I take a step back; Dad’s BMW’s exhaust pipe pokes my calf. The Yeti of Piccadilly couldn’t have even pronounced “Immaculée Constantin.” “A setup. She prepped you, what to say, but how …”
“How could she have known which homeless beggar you would pay your alms to today? Impossible. And how could she know about Marcus Anyder? Think larger. Redraw what is possible.”
In the next street along a car alarm goes off. “The security services. You’re both — both part of … of …”
“Of a government conspiracy? Well, I suppose it’s larger, but where does paranoia stop? Perhaps Brian and Alice Lamb are agents. Might Mariângela and Nurse Purvis be in on it? Maybe Brigadier Philby isn’t as gaga as he appears. Paranoia is so all-consuming.”
This is real. Look at the Yeti’s footprints in the crusty snow. Smell his mulchy odor of sick and alcohol. Feel the cold biting my lips. You can’t hallucinate these things. “What do you want?”
“To germinate the seed.”
We stare at each other. He smells of greasy biscuit. “Look,” I say, “I don’t know what’s happening here, or why she sent you, or why you’d pretend to be her … But Ms. Constantin needs to know she’s made a mistake.”
“What species of mistake have I made, exactly?” asks the Yeti.
“I don’t want this. I’m not what you think I am. I just want a quiet Christmas and a quiet life with—”
“We know you better than that, Hugo Lamb. We know you better than you do.” The Yeti makes a final amused grunt, turns, and walks down the drive. He tosses a “Merry Christmas” over his shoulder, and then he’s gone.
December 29
HERE AN ALP, THERE AN ALP, everywhere an Alp-Alp. Torn, castellated, blue-white, lilac-white, white-white, scarred by rock faces, fuzzed by snowy woods … I’ve visited Chetwynd-Pitt’s chalet often enough now to know the peaks’ names: the fanglike Grande Dent de Veisivi; across the valley, Sasseneire, La Pointe du Tsaté, and Pointe de Bricola; and behind me, Palanche de la Cretta, taking up most of the sky.
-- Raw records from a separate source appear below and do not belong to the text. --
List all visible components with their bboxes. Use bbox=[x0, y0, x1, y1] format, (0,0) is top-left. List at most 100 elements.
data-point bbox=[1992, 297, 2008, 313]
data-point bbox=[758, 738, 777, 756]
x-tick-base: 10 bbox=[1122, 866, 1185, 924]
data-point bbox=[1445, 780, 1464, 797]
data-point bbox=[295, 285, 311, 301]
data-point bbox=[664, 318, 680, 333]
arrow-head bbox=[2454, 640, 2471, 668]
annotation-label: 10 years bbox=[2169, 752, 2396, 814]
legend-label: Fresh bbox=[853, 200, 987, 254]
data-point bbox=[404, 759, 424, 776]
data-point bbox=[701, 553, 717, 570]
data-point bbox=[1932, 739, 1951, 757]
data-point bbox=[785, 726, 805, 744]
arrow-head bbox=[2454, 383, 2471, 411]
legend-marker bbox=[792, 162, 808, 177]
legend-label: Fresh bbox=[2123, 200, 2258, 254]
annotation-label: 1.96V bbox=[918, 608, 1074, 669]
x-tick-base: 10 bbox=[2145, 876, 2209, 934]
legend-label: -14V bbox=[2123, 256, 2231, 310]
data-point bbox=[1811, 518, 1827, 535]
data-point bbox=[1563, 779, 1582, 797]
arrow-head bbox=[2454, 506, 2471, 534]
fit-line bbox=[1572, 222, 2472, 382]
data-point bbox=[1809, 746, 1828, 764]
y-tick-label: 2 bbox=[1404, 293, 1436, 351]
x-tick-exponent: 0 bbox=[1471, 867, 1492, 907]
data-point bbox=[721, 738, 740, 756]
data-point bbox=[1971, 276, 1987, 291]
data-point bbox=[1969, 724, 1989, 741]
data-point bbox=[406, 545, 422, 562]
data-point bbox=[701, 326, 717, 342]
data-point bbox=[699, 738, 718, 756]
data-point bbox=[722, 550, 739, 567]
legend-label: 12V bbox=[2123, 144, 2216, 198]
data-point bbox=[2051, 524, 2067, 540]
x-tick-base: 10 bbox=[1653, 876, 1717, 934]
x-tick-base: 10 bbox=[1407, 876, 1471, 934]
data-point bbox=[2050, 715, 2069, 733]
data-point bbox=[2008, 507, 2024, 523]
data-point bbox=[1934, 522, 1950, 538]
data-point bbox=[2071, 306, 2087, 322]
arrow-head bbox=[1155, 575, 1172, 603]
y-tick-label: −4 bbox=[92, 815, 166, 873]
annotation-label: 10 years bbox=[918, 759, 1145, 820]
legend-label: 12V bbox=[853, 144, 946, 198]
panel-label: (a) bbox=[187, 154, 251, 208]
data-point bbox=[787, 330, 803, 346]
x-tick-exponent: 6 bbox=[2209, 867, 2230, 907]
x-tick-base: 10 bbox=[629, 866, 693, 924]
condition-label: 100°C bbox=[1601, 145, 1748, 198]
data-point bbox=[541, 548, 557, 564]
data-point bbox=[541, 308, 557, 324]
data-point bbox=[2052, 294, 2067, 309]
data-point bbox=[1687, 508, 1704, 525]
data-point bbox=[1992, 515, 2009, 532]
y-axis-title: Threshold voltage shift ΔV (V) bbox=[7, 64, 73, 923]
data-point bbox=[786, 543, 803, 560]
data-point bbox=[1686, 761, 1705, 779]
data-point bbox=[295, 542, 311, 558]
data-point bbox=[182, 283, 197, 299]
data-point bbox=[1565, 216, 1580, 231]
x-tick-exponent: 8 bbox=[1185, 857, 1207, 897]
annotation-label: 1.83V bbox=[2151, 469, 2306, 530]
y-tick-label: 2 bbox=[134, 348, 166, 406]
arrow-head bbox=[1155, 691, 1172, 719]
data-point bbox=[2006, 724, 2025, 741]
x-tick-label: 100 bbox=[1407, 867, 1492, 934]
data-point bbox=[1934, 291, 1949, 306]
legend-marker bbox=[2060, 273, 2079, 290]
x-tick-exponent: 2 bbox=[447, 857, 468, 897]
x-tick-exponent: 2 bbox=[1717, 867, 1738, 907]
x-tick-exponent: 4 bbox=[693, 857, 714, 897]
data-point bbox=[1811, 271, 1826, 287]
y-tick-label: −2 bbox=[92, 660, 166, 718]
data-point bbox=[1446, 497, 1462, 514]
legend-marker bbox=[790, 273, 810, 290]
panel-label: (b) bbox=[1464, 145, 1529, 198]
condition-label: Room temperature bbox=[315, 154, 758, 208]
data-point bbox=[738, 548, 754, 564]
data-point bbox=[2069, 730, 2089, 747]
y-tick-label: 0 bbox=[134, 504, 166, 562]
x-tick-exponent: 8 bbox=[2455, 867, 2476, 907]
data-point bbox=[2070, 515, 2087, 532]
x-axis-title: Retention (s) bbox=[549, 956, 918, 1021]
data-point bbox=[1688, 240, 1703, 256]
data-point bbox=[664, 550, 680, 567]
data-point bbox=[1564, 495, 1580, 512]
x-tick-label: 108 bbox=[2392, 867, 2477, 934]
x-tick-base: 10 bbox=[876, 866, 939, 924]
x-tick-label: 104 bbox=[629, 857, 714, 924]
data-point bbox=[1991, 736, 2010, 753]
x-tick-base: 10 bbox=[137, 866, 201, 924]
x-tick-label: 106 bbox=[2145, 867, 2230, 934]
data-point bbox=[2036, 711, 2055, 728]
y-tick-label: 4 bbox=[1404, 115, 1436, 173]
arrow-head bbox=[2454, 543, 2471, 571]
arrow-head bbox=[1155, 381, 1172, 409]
I drink in two lungfuls of iced atmosphere and airbrush modernity from all I survey. That airplane in the evening sunlight: gone. The lights of La Fontaine Sainte-Agnès, six hundred meters below: off. The chalets, bell tower, steep-roofed houses, not unlike a little wooden village I had as a kid: erased. The hulking Chemeville station — a seventies concrete turd — with its rip-off coffee shop and its discus-shaped platform where we four Humberites stand: demolished. The télécabines bringing up us skiers and the chair lifts going on up to the summit of Palanche de la Cretta: gone in a pfff! The forty or fifty or sixty skiers skiing downhill on the meandering blue run or the far steeper black route: What skiers? I see no skiers. Rufus Chetwynd-Pitt, Olly Quinn, and Dominic Fitzsimmons, nice knowing you. Up to a point. There. Now that’s what I call medieval. Did La Fontaine Sainte-Agnès exist back then? That skinny girl in the mint-green ski suit leaning on the railing, smoking like all French girls smoke — is it on the school curriculum? — let her stay. Every Adam needs an Eve.
• • •
“WHAT SAY WE add a dash of glory to this run?” Rufus Chetwynd-Pitt lifts his £180 Sno-Fox ski goggles. “The three losers can pick up the winner’s bar tab, from dawn till dusk. Takers?”